The significance of high concentrations of pesticides at high altitudes is manifold. For one, the headwaters for water reservoirs often begin at high altitudes, meaning higher pesticide levels in the water supply. For another, there will be (and already are) negative affects on biodiversity. This study has helped to shed light on shrinking amphibian populations at high altitudes, which previously had been explained by a combination of climate change, parasitic chytrid infection, and chemical use. Scientists could not understand why areas with little human intervention would experience higher amphibian extinction rates. “There tends to be a pattern of more extinction at high elevations, which is tricky to explain because most of the human activity is at low elevations. We might have an explanation, because pesticide concentrations are higher at high altitude,” Dr. Wania says.

These issues are by no means exclusive to Costa Rica. “There is a whole series of mountain environments which are going to be susceptible to transport of pesticides,” Dr. Halsall adds, citing sensitive ecosystems in the Himalayas, Alps, and the Sierra Nevadas.

This research is consistent with a previous study of California’s Sierra Nevada Mountains by Southern Illinois University’s Don Sparling.

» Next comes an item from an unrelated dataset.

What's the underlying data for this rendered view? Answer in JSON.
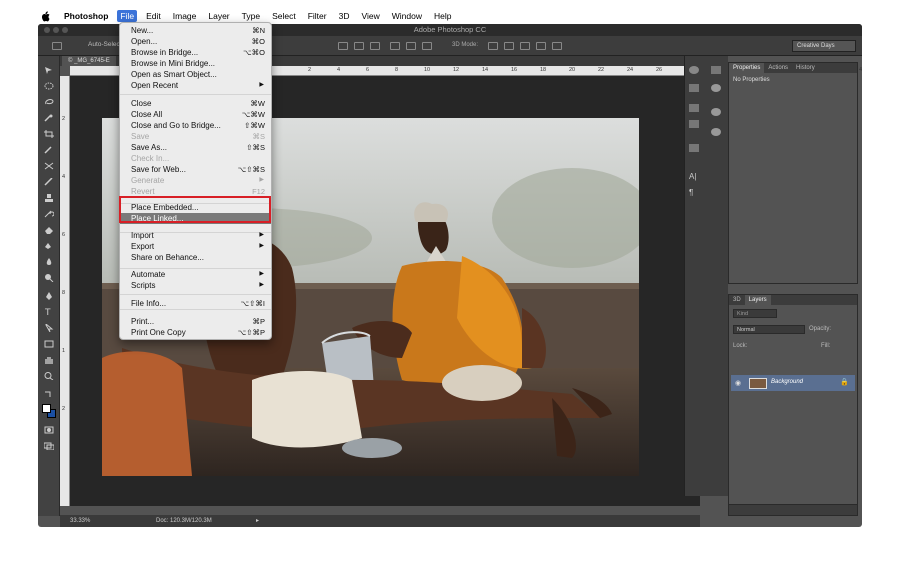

His research team’s 2001 paper in Environmental Toxicology and Chemistry reported on residues of endosulfan and organophosphates in amphibians and found increasing pesticide concentrations with higher altitudes.

The hope is that these studies will expand our general understanding of how localized pollution may have far-reaching effects. “With currently used pesticides, most risk assessment is focused on the local environment and fails to take into account the subsequent evaporation or transport of the chemicals” to distant, sensitive locations, Dr. Halsall says. Dr. Wania agrees, “We tend to think if we set land aside and leave it alone, that this protects it. But that may not be enough if we can’t prevent contaminants from depositing or accumulating.”